GR 205261; (April, 2021) (Digest)
G.R. No. 205261 , April 26, 2021
PHILIPPINE VETERANS BANK, PETITIONER, VS. COMMISSIONER OF INTERNAL REVENUE, RESPONDENT.
FACTS
Petitioner Philippine Veterans Bank, a commercial banking institution, offered Special Savings Accounts (Special Savings Account, Special Savings Deposit (Government), and Golden V (Private)) from 1994 to 1996. These accounts earned interest, were withdrawable at any time via passbook, involved large deposits, had special interest rates, allowed multiple deposits and withdrawals, had no fixed maturity, were non-negotiable, and could not be pre-terminated. The Commissioner of Internal Revenue (CIR) issued deficiency assessments for Documentary Stamp Tax (DST) on these accounts for 1994 and 1995, and for Gross Receipts Tax (GRT) and DST for 1996, totaling P55,282,658.72. The CIR included final withholding taxes on gross interest income in the bank’s gross receipts for GRT computation. Petitioner protested, arguing the accounts were payable on demand and thus exempt from DST under the law, and that final withholding taxes should be deductible from gross receipts for GRT. The CTA Division and the CTA En Banc affirmed the assessments with modifications. Petitioner elevated the case to the Supreme Court.
ISSUE
1. Whether the Special Savings Accounts of Philippine Veterans Bank are subject to Documentary Stamp Tax.
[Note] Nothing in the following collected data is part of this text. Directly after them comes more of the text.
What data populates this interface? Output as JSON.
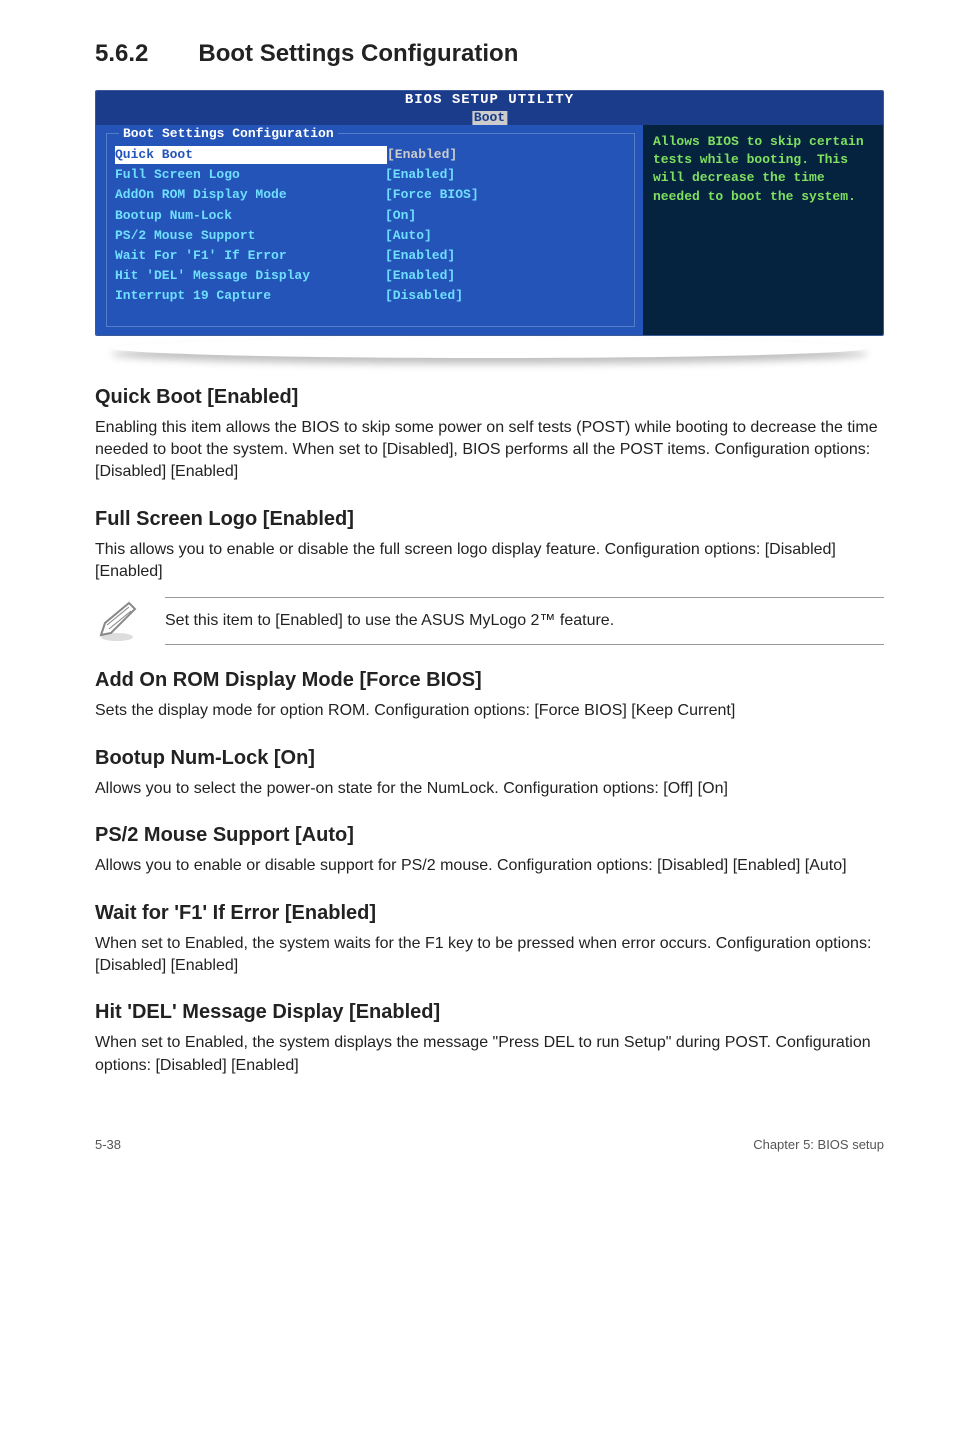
{
  "heading": {
    "number": "5.6.2",
    "title": "Boot Settings Configuration"
  },
  "bios": {
    "titlebar": "BIOS SETUP UTILITY",
    "tab": "Boot",
    "section_title": "Boot Settings Configuration",
    "rows": [
      {
        "label": "Quick Boot",
        "value": "[Enabled]",
        "hi": true
      },
      {
        "label": "Full Screen Logo",
        "value": "[Enabled]",
        "hi": false
      },
      {
        "label": "AddOn ROM Display Mode",
        "value": "[Force BIOS]",
        "hi": false
      },
      {
        "label": "Bootup Num-Lock",
        "value": "[On]",
        "hi": false
      },
      {
        "label": "PS/2 Mouse Support",
        "value": "[Auto]",
        "hi": false
      },
      {
        "label": "Wait For 'F1' If Error",
        "value": "[Enabled]",
        "hi": false
      },
      {
        "label": "Hit 'DEL' Message Display",
        "value": "[Enabled]",
        "hi": false
      },
      {
        "label": "Interrupt 19 Capture",
        "value": "[Disabled]",
        "hi": false
      }
    ],
    "help_text": "Allows BIOS to skip certain tests while booting. This will decrease the time needed to boot the system."
  },
  "sections": [
    {
      "title": "Quick Boot [Enabled]",
      "body": "Enabling this item allows the BIOS to skip some power on self tests (POST) while booting to decrease the time needed to boot the system. When set to [Disabled], BIOS performs all the POST items. Configuration options: [Disabled] [Enabled]"
    },
    {
      "title": "Full Screen Logo [Enabled]",
      "body": "This allows you to enable or disable the full screen logo display feature. Configuration options: [Disabled] [Enabled]"
    }
  ],
  "note": "Set this item to [Enabled] to use the ASUS MyLogo 2™ feature.",
  "sections2": [
    {
      "title": "Add On ROM Display Mode [Force BIOS]",
      "body": "Sets the display mode for option ROM. Configuration options: [Force BIOS] [Keep Current]"
    },
    {
      "title": "Bootup Num-Lock [On]",
      "body": "Allows you to select the power-on state for the NumLock. Configuration options: [Off] [On]"
    },
    {
      "title": "PS/2 Mouse Support [Auto]",
      "body": "Allows you to enable or disable support for PS/2 mouse. Configuration options: [Disabled] [Enabled] [Auto]"
    },
    {
      "title": "Wait for 'F1' If Error [Enabled]",
      "body": "When set to Enabled, the system waits for the F1 key to be pressed when error occurs. Configuration options: [Disabled] [Enabled]"
    },
    {
      "title": "Hit 'DEL' Message Display [Enabled]",
      "body": "When set to Enabled, the system displays the message \"Press DEL to run Setup\" during POST. Configuration options: [Disabled] [Enabled]"
    }
  ],
  "footer": {
    "left": "5-38",
    "right": "Chapter 5: BIOS setup"
  }
}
2. Whether final withholding taxes on the gross interest income of Philippine Veterans Bank are deductible from gross receipts for determining the bank’s Gross Receipts Tax.
RULING
The Supreme Court denied the petition, affirming the CTA En Banc’s decision.
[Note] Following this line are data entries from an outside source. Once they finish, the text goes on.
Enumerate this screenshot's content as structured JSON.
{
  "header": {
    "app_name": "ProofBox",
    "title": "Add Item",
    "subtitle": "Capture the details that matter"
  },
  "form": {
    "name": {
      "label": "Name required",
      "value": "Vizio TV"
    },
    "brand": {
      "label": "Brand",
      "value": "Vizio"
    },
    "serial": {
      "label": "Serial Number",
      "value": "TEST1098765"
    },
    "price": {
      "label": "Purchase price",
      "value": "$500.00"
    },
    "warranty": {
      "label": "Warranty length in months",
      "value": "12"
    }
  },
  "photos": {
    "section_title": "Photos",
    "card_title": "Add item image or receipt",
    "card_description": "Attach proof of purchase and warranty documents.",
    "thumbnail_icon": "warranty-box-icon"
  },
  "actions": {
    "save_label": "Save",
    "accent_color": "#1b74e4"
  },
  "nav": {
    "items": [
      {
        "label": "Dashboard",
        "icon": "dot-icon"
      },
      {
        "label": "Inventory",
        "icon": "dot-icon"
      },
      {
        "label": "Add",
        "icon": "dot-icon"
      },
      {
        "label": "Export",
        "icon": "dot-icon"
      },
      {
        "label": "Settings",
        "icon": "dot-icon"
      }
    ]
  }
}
1. On the DST issue: The Court ruled that the Special Savings Accounts are subject to DST. The applicable law is Section 180 of the National Internal Revenue Code (NIRC) of 1977, which imposes DST on “certificates of deposits drawing interest” regardless of their demand feature. The Court clarified that the phrase “not payable on sight or demand” in the section title does not limit the imposition; the text explicitly taxes “certificates of deposits drawing interest” without such qualification. The accounts, being interest-bearing deposit instruments evidenced by passbooks, fall under “certificates of deposits drawing interest” and are thus taxable. The Court cited precedents (Philippine Banking Corp. v. CIR, China Banking Corp. v. CIR) holding that the determinative factor for DST is the account’s nature as an interest-bearing deposit, not its demand feature.
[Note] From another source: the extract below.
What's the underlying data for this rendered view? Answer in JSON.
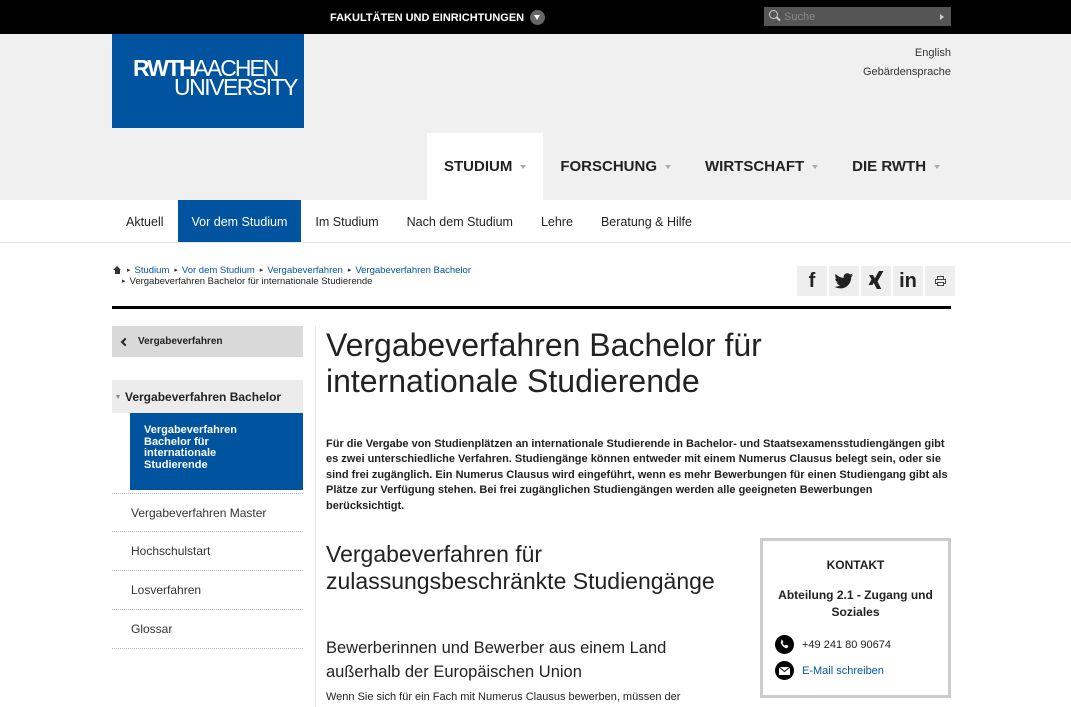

2. On the GRT issue: The Court ruled that final withholding taxes on gross interest income are not deductible from gross receipts for GRT computation. Gross receipts, as defined under Section 121 of the NIRC of 1977, include all receipts without deduction. The final withholding tax is a tax on the depositor’s interest income, withheld by the bank as an agent of the government; it does not form part of the bank’s income and thus cannot be deducted from its gross receipts. The Court cited Commissioner of Internal Revenue v. Manila Jockey Club, which held that amounts received as withholding agents are not part of gross receipts, and China Banking Corp. v. Court of Appeals, which stated that the tax withheld is a fund held in trust for the government, not belonging to the bank.
The assessments for deficiency DST on the Special Savings Accounts and deficiency GRT for 1996 were affirmed. The prayer for suspension of tax collection was denied.